Once upon a time I lived on a ranch in the heart of the California desert. The cows wandered up to the patio for table scraps in the evening, the herding dogs chased ATVs up the dusty driveways, and Geese cackled to each other moodily around a silvery pond. The work was backbreaking, the tan lines were infuriating, the mustaches were grand, and the country was raw, rough, and hauntingly beautiful.
It's been years since I worked with baby goats amidst the cacti, but as spring is here, my mind inevitably wanders back to those days spent dodging rattlesnakes and birthing mules. (My days were pretty nuts!) Spring is a time for adventures and new beginnings, for uncharted territory, and, most importantly, bad behavior.
In other words, spring is the perfect time for a good western. In all the hype over vampire tales and contemporary classics, the western seems to have gotten lost in shuffle, but that doesn't mean there aren't some fine examples of the genre out there. These seven spectacular contemporary westerns will give you a wild ride.
The Sisters Brothers by Patrick DeWitt
Many Westerns have a hearty, wholesome feel to them redolent of homespun cloth and the work ethic required to get you through a cattle run... but Patrick DeWitt's The Sisters Brothers is not that kind of Western. Rich, dark, and outrageous, The Sisters Brothers reads like a Tarantino movie in slow motion, the perfect book for a picnic in a ghost town.

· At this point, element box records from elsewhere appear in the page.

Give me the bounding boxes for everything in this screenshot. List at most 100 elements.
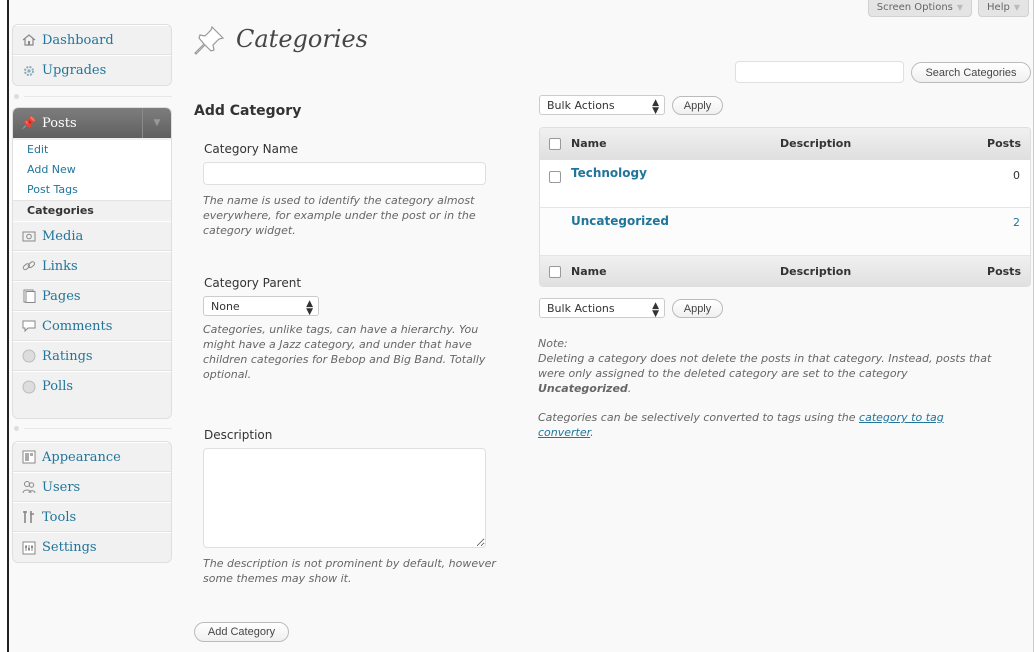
search-categories-input[interactable] xyxy=(735,61,904,83)
menu-label: Settings xyxy=(42,540,97,555)
category-parent-value: None xyxy=(211,299,240,313)
description-help: The description is not prominent by defa… xyxy=(203,557,496,585)
bulk-actions-select-bottom[interactable]: Bulk Actions ▲ ▼ xyxy=(539,298,665,319)
menu-label: Polls xyxy=(42,379,74,394)
menu-ratings[interactable]: Ratings xyxy=(13,341,171,371)
page-title: Categories xyxy=(236,25,368,53)
gear-icon xyxy=(21,63,36,78)
note-text: Deleting a category does not delete the … xyxy=(538,351,998,396)
column-description-header[interactable]: Description xyxy=(780,265,851,278)
posts-submenu: Edit Add New Post Tags Categories xyxy=(13,140,171,221)
menu-settings[interactable]: Settings xyxy=(13,532,171,562)
converter-note: Categories can be selectively converted … xyxy=(538,410,998,440)
menu-label: Pages xyxy=(42,288,81,304)
pages-icon xyxy=(21,289,36,304)
appearance-icon xyxy=(21,450,36,465)
row-checkbox[interactable] xyxy=(549,171,561,183)
admin-menu-group-2: 📌 Posts ▼ Edit Add New Post Tags Categor… xyxy=(12,107,172,419)
converter-note-text: . xyxy=(590,426,594,439)
column-posts-header[interactable]: Posts xyxy=(987,265,1021,278)
select-arrows-icon: ▲ ▼ xyxy=(652,98,659,116)
menu-users[interactable]: Users xyxy=(13,472,171,502)
categories-table: Name Description Posts Technology 0 Unca… xyxy=(539,127,1031,287)
admin-menu-group-3: Appearance Users Tools Settings xyxy=(12,441,172,563)
menu-upgrades[interactable]: Upgrades xyxy=(13,55,171,85)
menu-comments[interactable]: Comments xyxy=(13,311,171,341)
screen-options-button[interactable]: Screen Options ▼ xyxy=(867,0,973,17)
link-icon xyxy=(21,259,36,274)
submenu-edit[interactable]: Edit xyxy=(13,140,171,160)
chevron-down-icon: ▼ xyxy=(1013,3,1020,12)
submenu-post-tags[interactable]: Post Tags xyxy=(13,180,171,200)
menu-polls[interactable]: Polls xyxy=(13,371,171,401)
menu-dashboard[interactable]: Dashboard xyxy=(13,25,171,55)
menu-media[interactable]: Media xyxy=(13,221,171,251)
category-name-link[interactable]: Technology xyxy=(571,166,647,180)
menu-label: Appearance xyxy=(42,449,121,465)
menu-label: Ratings xyxy=(42,348,93,364)
circle-icon xyxy=(21,349,36,364)
bulk-actions-value: Bulk Actions xyxy=(547,301,615,315)
submenu-add-new[interactable]: Add New xyxy=(13,160,171,180)
menu-pages[interactable]: Pages xyxy=(13,281,171,311)
category-name-label: Category Name xyxy=(204,142,299,156)
menu-label: Users xyxy=(42,479,81,495)
select-arrows-icon: ▲ ▼ xyxy=(306,299,313,317)
converter-note-text: Categories can be selectively converted … xyxy=(538,411,860,424)
menu-links[interactable]: Links xyxy=(13,251,171,281)
select-all-checkbox[interactable] xyxy=(549,138,561,150)
column-posts-header[interactable]: Posts xyxy=(987,137,1021,150)
apply-button-bottom[interactable]: Apply xyxy=(672,299,723,318)
settings-icon xyxy=(21,540,36,555)
category-name-help: The name is used to identify the categor… xyxy=(203,194,476,237)
menu-toggle-icon[interactable]: ▼ xyxy=(142,108,171,138)
home-icon xyxy=(21,33,36,48)
category-parent-select[interactable]: None ▲ ▼ xyxy=(203,296,319,317)
menu-appearance[interactable]: Appearance xyxy=(13,442,171,472)
users-icon xyxy=(21,480,36,495)
menu-separator[interactable] xyxy=(12,424,172,434)
screen-meta-links: Screen Options ▼ Help ▼ xyxy=(867,0,1029,17)
menu-label: Tools xyxy=(42,509,77,525)
admin-menu-group-1: Dashboard Upgrades xyxy=(12,24,172,86)
description-label: Description xyxy=(204,428,273,442)
help-button[interactable]: Help ▼ xyxy=(978,0,1029,17)
menu-separator[interactable] xyxy=(12,92,172,102)
menu-label: Media xyxy=(42,228,84,244)
column-description-header[interactable]: Description xyxy=(780,137,851,150)
category-name-link[interactable]: Uncategorized xyxy=(571,214,669,228)
table-footer: Name Description Posts xyxy=(540,256,1030,286)
category-parent-help: Categories, unlike tags, can have a hier… xyxy=(203,323,486,381)
category-post-count: 0 xyxy=(1013,169,1020,182)
pushpin-icon xyxy=(192,24,226,62)
menu-label: Comments xyxy=(42,318,113,334)
menu-posts[interactable]: 📌 Posts ▼ xyxy=(13,108,171,138)
add-category-button[interactable]: Add Category xyxy=(194,622,289,642)
column-name-header[interactable]: Name xyxy=(571,265,607,278)
category-name-input[interactable] xyxy=(203,162,486,185)
table-row: Technology 0 xyxy=(540,160,1030,208)
apply-button-top[interactable]: Apply xyxy=(672,96,723,115)
chevron-down-icon: ▼ xyxy=(956,3,964,12)
screen-options-label: Screen Options xyxy=(876,2,953,13)
description-textarea[interactable] xyxy=(203,448,486,548)
circle-icon xyxy=(21,379,36,394)
note-text-part: Deleting a category does not delete the … xyxy=(538,352,992,380)
select-all-checkbox[interactable] xyxy=(549,266,561,278)
submenu-categories[interactable]: Categories xyxy=(13,200,171,221)
bulk-actions-value: Bulk Actions xyxy=(547,98,615,112)
note-text-part: . xyxy=(627,382,632,395)
category-post-count-link[interactable]: 2 xyxy=(1013,216,1020,229)
menu-label: Links xyxy=(42,258,78,274)
search-categories-button[interactable]: Search Categories xyxy=(911,62,1031,83)
menu-tools[interactable]: Tools xyxy=(13,502,171,532)
help-label: Help xyxy=(987,2,1010,13)
add-category-heading: Add Category xyxy=(194,103,302,119)
column-name-header[interactable]: Name xyxy=(571,137,607,150)
media-icon xyxy=(21,229,36,244)
menu-label: Posts xyxy=(42,115,77,131)
menu-label: Dashboard xyxy=(42,32,114,48)
menu-label: Upgrades xyxy=(42,63,107,78)
bulk-actions-select-top[interactable]: Bulk Actions ▲ ▼ xyxy=(539,95,665,116)
table-row: Uncategorized 2 xyxy=(540,208,1030,256)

Lonesome Animals by Bruce Holbert
Bruce Holbert's Lonesome Animals bings the very best western tropes out of retirement for a startling spin through the genre that will leave your heart racing. As a serial killer works his way through Native American corpses in the early decades of the 20th century, a dangerous lawman is called out of retirement to track the killer across three counties. A savage reinterpretation of the detective story in true western style, Holbert's Lonesome Animals evokes the rough-edged wisdom of Cormac McCarthy and Charles Portis while remaining original.
Ghosts of Wyoming by Alyson Hagy
Since the colonists first pushed westward in pursuit of prosperity, the West has been pressed into the service of the American dream. Wide open and drenched with light, the plains became the repository for all the possibilities this country could offer. Of course, the reality does not always live up to the romance, and no one quite captures the honest experience of modern life in one of America's least-populous states like Alyson Hagy. Brutally honest and powerfully present, Hagy's stories weave together time and place to form a vibrant picture of the true American West.
The Hot Country by Robert Olen Butler
Like Lonesome Animals, Robert Olen Butler's The Hot Country brings a modern twist to the traditional western by taking the story way back to the turn of the century. Harboring an American journalist under fire in a foreign land, a Mexican laundress of breathtaking beauty, German spies, and the threat of war in the wide open country, Butler's daring thriller may just be the perfect antidote to an ordinary day.
The Orchardist by Amanda Coplin
Writing in the epic American tradition of William Faulkner, Marilynne Robinson, and John Steinbeck, Amanda Coplin captures the essence of place with her stunning historical novel The Orchardist. Following two teenage girls as they take refuge among the flowering fruit trees of the Pacific Northwest, The Orchardist hews closely to the tradition of intimate family portraits under the great gaping Western sky without turning a blind eye to the darker motivations for manifest destiny.
The Round House by Louise Erdrich
Settling readers among the families of the Ojibwe reservation in North Dakota, Louse Erdrich's The Round House takes up the stories of Native Americans all-too-often left out of the traditional western tale. At once a coming-of-age story, a mystery, and a bold, captivating look at the modern family, Erdrich's novels will forever change the way you see the West.
Juliet in August by Dianne Warren
There's nothing quite like the dusty magic of a small town to fire up the imagination, and Juliet is one of the smallest towns there is. Taking up the tale of daily life in a one-horse town, after most of the horses have come and gone, Dianne Warren's Juliet in August paints an elegant, intimate portrait of contemporary Western life. Wading deep into the quagmire of the day to day, Warren isn't afraid to climb the front porch or wander through the trailer park in search of the real lives of modern Westerners.